Going back a bit, the Orioles made it to the World Series three years in a row (1969, 1970, 1971), but won it once. The same thing happened with Oakland in 1988, 1989 and 1990. Those teams are remembered as dynasties that might have been had it been able to finish the deal.

Are the Phillies worried about how history might judge them?

“You play this game to try and win championships and that’s our focus,” Ryan Howard said toward the end of the 2010 season. “We stay focused on the task at hand and let you guys tell us where it fits into the history books. That will sort itself out.”

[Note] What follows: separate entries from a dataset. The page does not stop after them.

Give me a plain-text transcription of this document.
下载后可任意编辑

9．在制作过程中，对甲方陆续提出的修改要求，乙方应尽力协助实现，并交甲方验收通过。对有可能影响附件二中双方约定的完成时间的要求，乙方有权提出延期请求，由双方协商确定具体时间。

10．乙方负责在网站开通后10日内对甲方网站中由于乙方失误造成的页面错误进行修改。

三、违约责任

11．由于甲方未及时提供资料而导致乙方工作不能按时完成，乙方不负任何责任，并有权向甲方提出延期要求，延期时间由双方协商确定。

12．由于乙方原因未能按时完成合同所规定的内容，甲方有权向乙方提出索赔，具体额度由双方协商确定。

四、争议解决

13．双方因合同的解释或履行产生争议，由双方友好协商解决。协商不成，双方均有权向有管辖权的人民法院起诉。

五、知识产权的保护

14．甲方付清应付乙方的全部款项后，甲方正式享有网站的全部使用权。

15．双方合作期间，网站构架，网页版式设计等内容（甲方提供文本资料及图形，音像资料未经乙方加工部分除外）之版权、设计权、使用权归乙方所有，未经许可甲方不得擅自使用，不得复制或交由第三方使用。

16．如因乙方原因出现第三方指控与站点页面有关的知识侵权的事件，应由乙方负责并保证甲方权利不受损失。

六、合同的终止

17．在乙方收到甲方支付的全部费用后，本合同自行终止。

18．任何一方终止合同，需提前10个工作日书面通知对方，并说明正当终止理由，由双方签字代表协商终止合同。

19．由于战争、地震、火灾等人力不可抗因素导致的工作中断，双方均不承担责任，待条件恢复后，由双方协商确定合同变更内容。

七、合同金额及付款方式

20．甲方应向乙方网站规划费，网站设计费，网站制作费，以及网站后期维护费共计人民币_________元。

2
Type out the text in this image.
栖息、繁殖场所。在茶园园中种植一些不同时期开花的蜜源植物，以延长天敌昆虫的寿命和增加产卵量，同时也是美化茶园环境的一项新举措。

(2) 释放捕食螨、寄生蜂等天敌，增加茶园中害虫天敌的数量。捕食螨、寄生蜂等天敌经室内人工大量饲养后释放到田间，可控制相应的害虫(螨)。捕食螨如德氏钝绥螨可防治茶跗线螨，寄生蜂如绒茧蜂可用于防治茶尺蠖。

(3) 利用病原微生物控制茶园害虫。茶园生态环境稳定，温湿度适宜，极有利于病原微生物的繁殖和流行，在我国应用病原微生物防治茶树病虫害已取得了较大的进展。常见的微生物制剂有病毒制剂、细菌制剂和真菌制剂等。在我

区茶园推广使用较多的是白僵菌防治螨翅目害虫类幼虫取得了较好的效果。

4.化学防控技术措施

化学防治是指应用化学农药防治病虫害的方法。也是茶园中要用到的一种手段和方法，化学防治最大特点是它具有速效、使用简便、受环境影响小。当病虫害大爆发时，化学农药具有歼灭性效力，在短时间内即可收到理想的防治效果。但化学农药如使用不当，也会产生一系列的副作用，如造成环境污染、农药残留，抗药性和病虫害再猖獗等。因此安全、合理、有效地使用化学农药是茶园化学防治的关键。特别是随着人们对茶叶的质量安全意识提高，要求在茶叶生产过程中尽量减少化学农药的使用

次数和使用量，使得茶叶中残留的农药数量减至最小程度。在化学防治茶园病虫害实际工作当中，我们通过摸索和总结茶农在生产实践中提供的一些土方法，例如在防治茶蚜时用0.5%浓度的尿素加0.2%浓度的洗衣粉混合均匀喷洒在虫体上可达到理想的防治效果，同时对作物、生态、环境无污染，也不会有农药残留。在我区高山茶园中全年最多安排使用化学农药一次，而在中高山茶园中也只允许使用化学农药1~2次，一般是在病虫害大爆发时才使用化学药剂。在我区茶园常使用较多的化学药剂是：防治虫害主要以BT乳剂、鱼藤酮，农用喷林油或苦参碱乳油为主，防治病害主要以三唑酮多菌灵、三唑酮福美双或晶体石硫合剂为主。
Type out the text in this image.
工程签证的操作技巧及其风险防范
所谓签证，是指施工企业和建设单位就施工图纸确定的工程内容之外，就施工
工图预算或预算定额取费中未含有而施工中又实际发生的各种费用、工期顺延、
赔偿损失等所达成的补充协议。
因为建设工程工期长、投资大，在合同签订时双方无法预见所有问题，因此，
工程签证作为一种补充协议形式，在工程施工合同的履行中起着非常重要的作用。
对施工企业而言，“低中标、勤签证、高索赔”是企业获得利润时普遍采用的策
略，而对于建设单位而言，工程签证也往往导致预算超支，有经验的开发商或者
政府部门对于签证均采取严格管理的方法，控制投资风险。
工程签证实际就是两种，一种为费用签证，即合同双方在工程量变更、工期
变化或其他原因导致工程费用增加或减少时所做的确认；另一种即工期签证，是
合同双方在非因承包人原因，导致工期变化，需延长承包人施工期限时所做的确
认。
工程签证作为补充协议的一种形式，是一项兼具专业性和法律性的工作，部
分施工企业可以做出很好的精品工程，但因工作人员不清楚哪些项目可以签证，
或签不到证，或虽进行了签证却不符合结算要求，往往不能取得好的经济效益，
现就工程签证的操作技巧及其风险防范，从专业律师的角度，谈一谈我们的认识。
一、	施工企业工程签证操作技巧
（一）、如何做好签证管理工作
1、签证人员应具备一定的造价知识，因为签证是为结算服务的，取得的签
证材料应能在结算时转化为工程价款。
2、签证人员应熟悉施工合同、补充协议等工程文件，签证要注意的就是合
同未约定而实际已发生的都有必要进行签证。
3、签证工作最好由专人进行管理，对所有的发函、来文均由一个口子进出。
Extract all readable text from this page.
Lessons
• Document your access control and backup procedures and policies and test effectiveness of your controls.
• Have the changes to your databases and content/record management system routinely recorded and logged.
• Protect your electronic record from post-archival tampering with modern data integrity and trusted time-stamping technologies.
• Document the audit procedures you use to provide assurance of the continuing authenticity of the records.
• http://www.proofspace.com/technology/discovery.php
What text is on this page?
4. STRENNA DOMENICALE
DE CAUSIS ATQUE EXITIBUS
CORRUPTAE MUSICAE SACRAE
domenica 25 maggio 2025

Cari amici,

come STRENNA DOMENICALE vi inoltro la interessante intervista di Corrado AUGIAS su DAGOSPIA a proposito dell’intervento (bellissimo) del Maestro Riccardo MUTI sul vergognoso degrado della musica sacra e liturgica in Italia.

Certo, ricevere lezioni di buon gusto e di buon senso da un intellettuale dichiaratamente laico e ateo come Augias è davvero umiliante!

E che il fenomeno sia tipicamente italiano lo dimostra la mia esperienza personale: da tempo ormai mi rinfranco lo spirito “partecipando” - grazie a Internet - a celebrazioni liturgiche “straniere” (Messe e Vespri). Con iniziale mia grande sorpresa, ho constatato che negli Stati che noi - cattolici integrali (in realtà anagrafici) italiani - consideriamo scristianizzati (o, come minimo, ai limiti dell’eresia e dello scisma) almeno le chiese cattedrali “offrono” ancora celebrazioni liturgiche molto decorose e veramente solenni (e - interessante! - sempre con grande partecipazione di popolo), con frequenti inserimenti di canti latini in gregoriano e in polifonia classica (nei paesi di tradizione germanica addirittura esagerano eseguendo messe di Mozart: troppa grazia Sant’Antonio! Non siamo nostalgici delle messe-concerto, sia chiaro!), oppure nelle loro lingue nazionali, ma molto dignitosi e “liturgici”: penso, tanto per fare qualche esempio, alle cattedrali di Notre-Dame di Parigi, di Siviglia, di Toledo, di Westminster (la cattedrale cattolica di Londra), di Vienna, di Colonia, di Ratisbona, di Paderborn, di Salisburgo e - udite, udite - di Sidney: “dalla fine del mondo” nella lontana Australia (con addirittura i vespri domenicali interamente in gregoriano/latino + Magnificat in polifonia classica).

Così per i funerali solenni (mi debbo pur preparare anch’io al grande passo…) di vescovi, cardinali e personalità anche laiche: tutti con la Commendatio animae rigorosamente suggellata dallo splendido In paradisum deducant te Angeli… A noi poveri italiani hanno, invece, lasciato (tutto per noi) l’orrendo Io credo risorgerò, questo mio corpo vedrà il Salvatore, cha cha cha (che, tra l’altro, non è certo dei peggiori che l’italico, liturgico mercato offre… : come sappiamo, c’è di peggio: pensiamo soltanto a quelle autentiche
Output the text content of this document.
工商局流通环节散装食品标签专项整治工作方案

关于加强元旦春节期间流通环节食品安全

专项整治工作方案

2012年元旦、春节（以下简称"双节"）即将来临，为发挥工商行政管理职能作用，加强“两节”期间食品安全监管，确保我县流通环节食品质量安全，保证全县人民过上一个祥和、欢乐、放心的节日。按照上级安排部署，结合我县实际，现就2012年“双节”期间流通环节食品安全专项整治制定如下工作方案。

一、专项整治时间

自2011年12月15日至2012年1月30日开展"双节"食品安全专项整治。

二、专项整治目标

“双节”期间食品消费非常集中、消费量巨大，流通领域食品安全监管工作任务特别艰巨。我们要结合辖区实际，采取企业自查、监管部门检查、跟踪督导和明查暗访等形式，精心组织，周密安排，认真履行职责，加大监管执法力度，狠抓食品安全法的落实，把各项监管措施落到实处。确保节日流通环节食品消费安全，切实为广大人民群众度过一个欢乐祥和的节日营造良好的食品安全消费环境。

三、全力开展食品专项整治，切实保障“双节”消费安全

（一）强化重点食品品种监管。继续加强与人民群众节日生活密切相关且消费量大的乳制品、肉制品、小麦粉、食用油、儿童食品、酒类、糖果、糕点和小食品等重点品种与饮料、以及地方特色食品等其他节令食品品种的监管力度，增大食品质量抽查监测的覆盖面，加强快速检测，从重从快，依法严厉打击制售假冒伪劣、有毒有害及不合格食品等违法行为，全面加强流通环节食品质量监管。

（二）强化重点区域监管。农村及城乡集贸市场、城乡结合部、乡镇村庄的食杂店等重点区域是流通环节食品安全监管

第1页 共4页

Phillies 3 The collating process might be a little simpler with Lee and maybe the “wow” factor engulfing the baseball world will lend itself to a few victories. Still, has Amaro assembled the best foursome ever? Just how does this group compare with the Braves of 1998 where five pitchers (Maddux, Glavine, Smoltz, Millwood and Neagle) won at least 17 games? What about the 1966 Dodgers with Sandy Koufax, Don Drysdale, Don Sutton and Claude Osteen that posted a 2.68 ERA in 1,062 innings averaging 7.1 strikeouts per nine innings? The ’66 Dodgers had three Hall of Famers while the ’98 Braves have three pitchers that should be in as soon as they are eligible.

Then there was the 1954 Indians with its trio of Hall of Famers in Early Wynn, Mike Garcia, Bob Lemon and Bob Feller that compiled 77 complete games and 12 shutouts on the way to 111 wins… do the 2011 Phillies fit in with those great teams?

Maybe, but the Phillies hope not. Why… because none of those teams won the World Series. In fact, the Indians and Dodgers got swept and the Braves never got there. Of course there is the alternative, too, which is a flat-out flop. The teams that come to mind in the flop category are the 2007 and 2008 Mets who went out and got Johan Santana to lead a rotation comprised of Glavine, Pedro, Oliver Perez and John Maine only to collapse, titanically, before reaching the finish line.

Also, there are many Yankees teams that tried to buy a championship with pitching only to fall flat, which is the risk the Phillies are faced with now. With two of the highest paid pitchers in baseball history followed by two past NLCS MVPs, one of whom is heading into his free agent year, the Phillies have plenty of pressure piling up this season.

And then, of course, there is history to tend with, too.